Content Transclusion: One Step Closer

Following a brief exchange with @lesteph last night, I thought it might be worth making a quick post about the idea of content or document transclusion.

Simply put, transclusion refers to the inclusion, or embedding, of one document or resource in another. To a certain extent, whenever you embed an image or Youtube video in a page is a form of transclusion. (Actually, I’m not sure that’s strictly true? But it gets the point across…)

Whilst doing a little digging around for references to fill out this post, I came across a nicely worked example of transclusion from Wikipedia – Transclusion in Wikipedia

content transclusion in wikipedia

The idea? You can embed the content of any Wikipedia page in any other Wikipedia page. And presumably the same is true within any Mediawiki installation.

That is, in a MediaWiki wiki:

you can embed the content of any one page in any other page.

(I’m not sure if one MediaWiki installation can transclude content from any other MediaWiki installation? I assume it can???)

It’s also possible to include, (that is, transclude) MediaWiki content in a WordPress environment using the Wiki Inc plugin.

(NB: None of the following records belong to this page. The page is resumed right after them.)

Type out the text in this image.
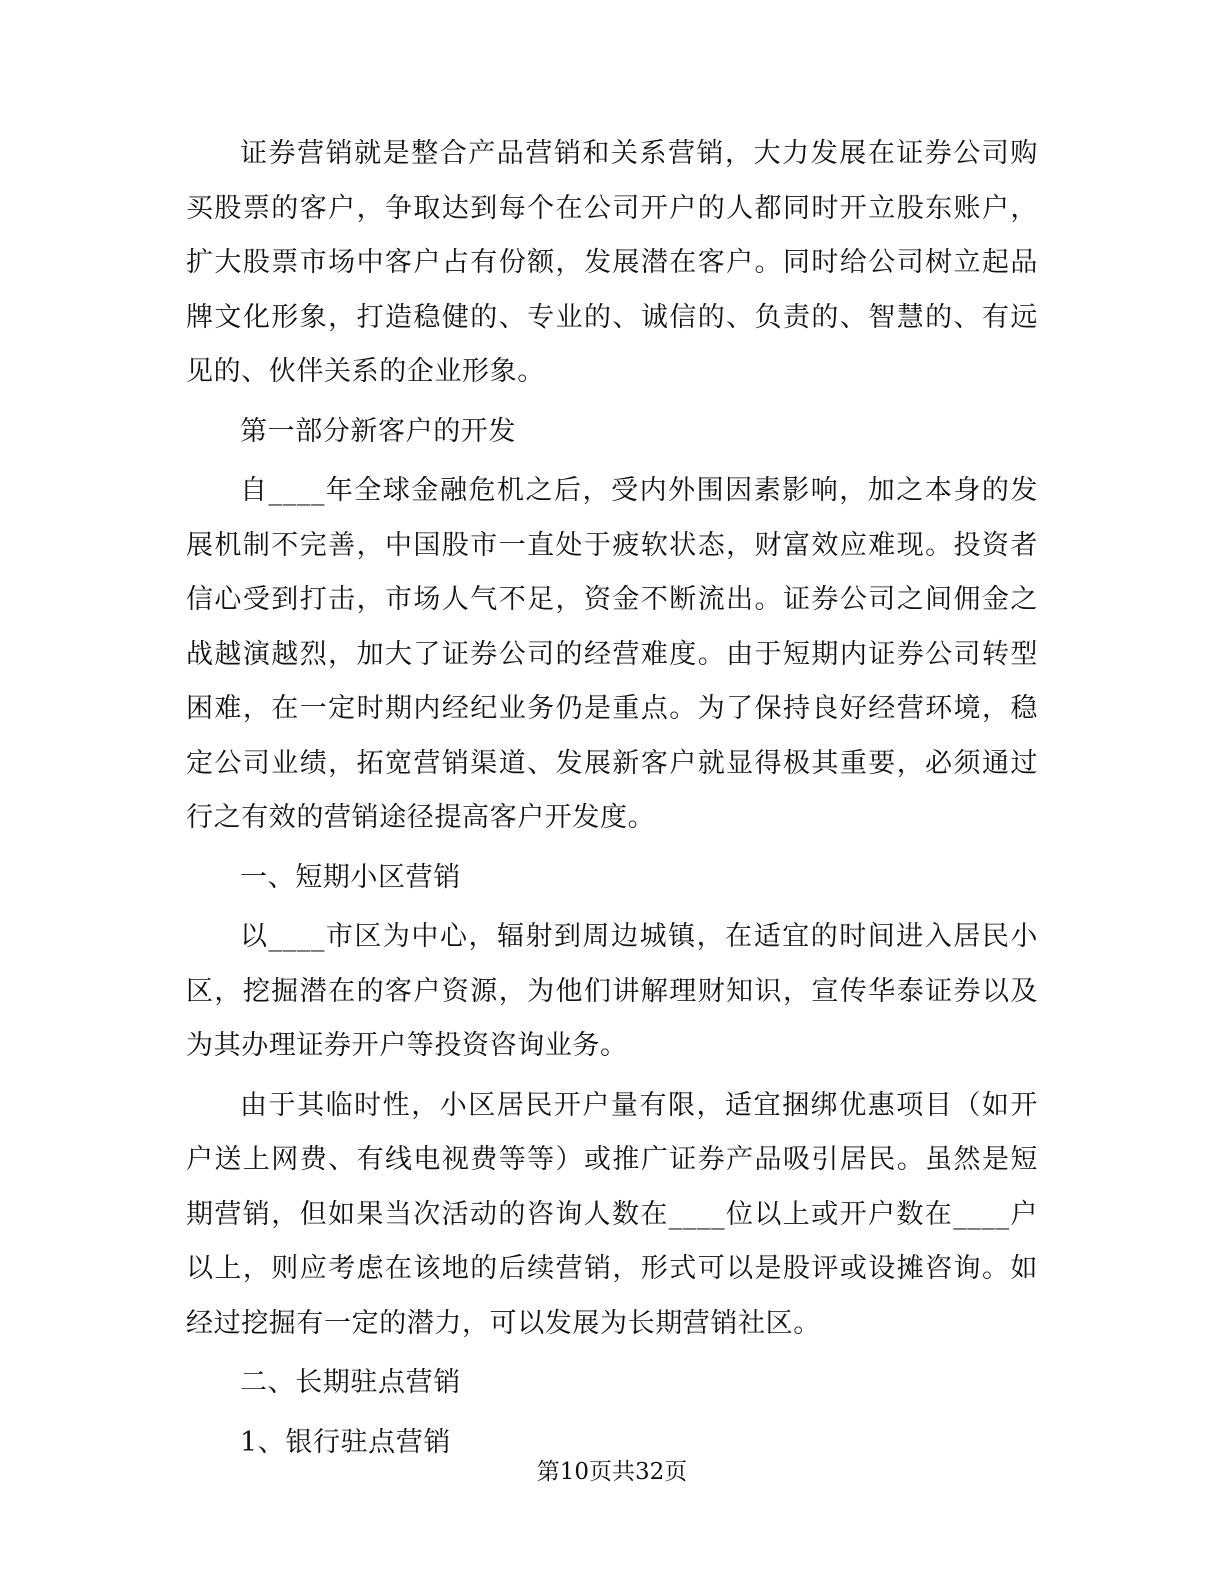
证券营销就是整合产品营销和关系营销，大力发展在证券公司购买股票的客户，争取达到每个在公司开户的人都同时开立股东账户，扩大股票市场中客户占有份额，发展潜在客户。同时给公司树立起品牌文化形象，打造稳健的、专业的、诚信的、负责的、智慧的、有远见的、伙伴关系的企业形象。

第一部分新客户的开发

自____年全球金融危机之后，受内外围因素影响，加之本身的发展机制不完善，中国股市一直处于疲软状态，财富效应难现。投资者信心受到打击，市场人气不足，资金不断流出。证券公司之间佣金之战越演越烈，加大了证券公司的经营难度。由于短期内证券公司转型困难，在一定时期内经纪业务仍是重点。为了保持良好经营环境，稳定公司业绩，拓宽营销渠道、发展新客户就显得极其重要，必须通过行之有效的营销途径提高客户开发度。

一、短期小区营销

以____市区为中心，辐射到周边城镇，在适宜的时间进入居民小区，挖掘潜在的客户资源，为他们讲解理财知识，宣传华泰证券以及为其办理证券开户等投资咨询业务。

由于其临时性，小区居民开户量有限，适宜捆绑优惠项目（如开户送上网费、有线电视费等等）或推广证券产品吸引居民。虽然是短期营销，但如果当次活动的咨询人数在____位以上或开户数在____户以上，则应考虑在该地的后续营销，形式可以是股评或设摊咨询。如经过挖掘有一定的潜力，可以发展为长期营销社区。

二、长期驻点营销

1、银行驻点营销

第10页共32页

A compelling demonstration of this is provided by Jim Groom, who has shown how to republish documentation authored in a Wiki via a WordPress page, an approach we adopted in our WriteToReply Digital Britain tinkerings.

One of the things we’ve started exploring the JISCPress project is the ability to publish each separate paragraph in a document (each with its own URI), in a variety of formats – txt, JSON, HTML, XML. That is, we have (or soon will have) an engine in place that supports the “publishing” side of paragraph level transclusion of content from reports published via the JISCPress/WTR platform. Now all we need is the transclusion (re-presentation of transcluded content) part to be able to transclude content from one document in another. (See Taking the Conversation Elsewhere – Embedded Quotes; see also Image Based Quotes from WriteToReply Using Kwout for a related mashup).

(Hmm, although Joss won’t like this, I do think we need a [WTR-include=REF] shortcode handler installed by default in WTR/JISCPress that will pull in paragraph level content in to one document from a document elsewhere on the local platform?)

Now this is really what hypertext is about – URIs (that is, links), that can act as a portal that can pull content in to one location from another. It may be of course that the idea of textual transclusion is just too confusing for people. But it’s something we’re going to explore with WriteToReply.

And on of the things we’re looking at for both WriteToReply and JISCPress is the use of semantic tagging to automatically annotate parts of the document (at the paragraph level, if possible?) so that content on a particular topic (i.e. tagged in a particular way) in one document can be automatically transcluded in – or alongside – a related paragraph in a separate document. (Hmm – maybe we need a ‘related paragraphs’ panel, cf. the comments panel, that can display transcluded, related paragraphs, from elsewhere in the document or from other documents?)

PS If you have an hour, here’s the venerable Ted Nelson giving a Google Tech Talk on the topic of transclusion:

Enjoy…

PPS here’s an old library that provides a more general case framework for content transclusion: Purple Include. I’m not sure if it still works though?

PPPS Here’s the scarey W3C take on linking and transclusion 😉 This is also interesting: auto/embed is not node transclusion

PPPPS for another take on including content by reference, see Email By Reference, Not By Value, or “how I came up with the idea for Google Wave first”;-)

PPPPPS Seems like eprints may also support transclusion… E-prints – VLit Transclusion Support.